More and more cinematographers are taking a stand against the advancements of digital technology when it comes to movie making, and it looks like Star Wars: Episode IX will play a part in that debate.
Director Colin Trevorrow said during a press conference at the Sundance Film Festival on Thursday that he prefers period pictures shot on film rather than digital cameras, Variety reports. As a result, Episode IX will also be shot on film.
“There’s something in my brain that says, ‘well they didn’t have video cameras then,’” Trevorrow said, which is indeed true. Many of “them” didn’t have any cameras to shoot anything as a matter of fact.
As for the final Star Wars episode in the new trilogy, Trevorrow joked that it too is “a period film,” that “happened a long time ago.” On that, we couldn’t agree more.
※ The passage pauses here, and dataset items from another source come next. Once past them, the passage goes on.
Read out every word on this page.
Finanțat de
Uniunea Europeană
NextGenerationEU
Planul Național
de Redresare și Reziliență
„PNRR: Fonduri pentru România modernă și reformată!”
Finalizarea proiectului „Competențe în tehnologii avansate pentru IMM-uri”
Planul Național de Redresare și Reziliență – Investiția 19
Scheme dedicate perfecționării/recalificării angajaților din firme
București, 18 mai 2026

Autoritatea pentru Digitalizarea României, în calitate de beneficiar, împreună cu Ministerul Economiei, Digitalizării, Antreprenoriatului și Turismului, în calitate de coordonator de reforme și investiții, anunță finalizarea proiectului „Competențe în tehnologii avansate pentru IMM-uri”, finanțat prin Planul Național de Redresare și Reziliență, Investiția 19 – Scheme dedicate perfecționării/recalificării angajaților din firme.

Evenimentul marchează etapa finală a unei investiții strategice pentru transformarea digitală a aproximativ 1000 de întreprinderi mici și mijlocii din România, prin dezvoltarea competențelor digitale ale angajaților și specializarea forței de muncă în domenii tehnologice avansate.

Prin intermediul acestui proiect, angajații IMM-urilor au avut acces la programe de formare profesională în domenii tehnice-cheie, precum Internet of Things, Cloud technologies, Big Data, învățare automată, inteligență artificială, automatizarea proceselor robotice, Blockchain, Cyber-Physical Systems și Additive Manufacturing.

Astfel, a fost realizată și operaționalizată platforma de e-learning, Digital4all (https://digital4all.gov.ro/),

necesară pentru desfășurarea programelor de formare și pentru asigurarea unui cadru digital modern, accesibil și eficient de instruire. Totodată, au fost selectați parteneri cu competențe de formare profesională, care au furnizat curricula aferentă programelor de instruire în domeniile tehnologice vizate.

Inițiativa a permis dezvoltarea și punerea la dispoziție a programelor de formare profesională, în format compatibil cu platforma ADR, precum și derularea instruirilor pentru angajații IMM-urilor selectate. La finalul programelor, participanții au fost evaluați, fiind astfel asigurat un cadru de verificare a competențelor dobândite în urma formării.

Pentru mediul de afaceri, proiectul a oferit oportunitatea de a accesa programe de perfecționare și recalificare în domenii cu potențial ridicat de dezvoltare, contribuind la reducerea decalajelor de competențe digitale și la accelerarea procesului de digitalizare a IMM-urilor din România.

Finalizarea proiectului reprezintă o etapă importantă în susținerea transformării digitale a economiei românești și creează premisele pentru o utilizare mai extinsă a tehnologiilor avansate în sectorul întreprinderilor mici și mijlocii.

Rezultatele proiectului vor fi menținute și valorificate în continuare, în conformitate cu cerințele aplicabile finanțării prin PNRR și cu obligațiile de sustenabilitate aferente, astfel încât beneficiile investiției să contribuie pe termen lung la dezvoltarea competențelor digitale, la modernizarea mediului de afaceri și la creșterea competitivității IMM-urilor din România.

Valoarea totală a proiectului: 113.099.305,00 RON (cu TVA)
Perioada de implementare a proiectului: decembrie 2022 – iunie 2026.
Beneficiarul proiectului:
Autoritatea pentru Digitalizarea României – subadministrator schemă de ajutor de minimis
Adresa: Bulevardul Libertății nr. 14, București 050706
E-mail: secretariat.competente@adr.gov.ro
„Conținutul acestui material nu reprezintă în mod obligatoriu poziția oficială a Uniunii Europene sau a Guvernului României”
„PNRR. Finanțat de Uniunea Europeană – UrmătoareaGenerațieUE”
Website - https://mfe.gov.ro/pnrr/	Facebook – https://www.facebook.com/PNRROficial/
It all happened a long, long time ago.
Trevorrow, who also directed Jurassic World recently, isn’t the only renowned director in love with shooting on film. Christopher Nolan used film with Interstellar and Inception. Fruitvale Station’s Rachel Morrison is one other example. And, of course, we can’t forget Quentin Tarantino, who’s also committed to film, with The Hateful Eight representing his most recent argument in that debate.
Trevorrow doesn’t want to see celluloid turned into vinyl, and said directors have to evangelize the benefits of celluloid over digital. The director, however, did not mention anything about the plot of his Star Wars episode, so we’ll just have to wait.
There’s a long way to go until Star Wars IX starts shooting, with Episode VIII’s premiere having already been delayed by more than six months to December 2017.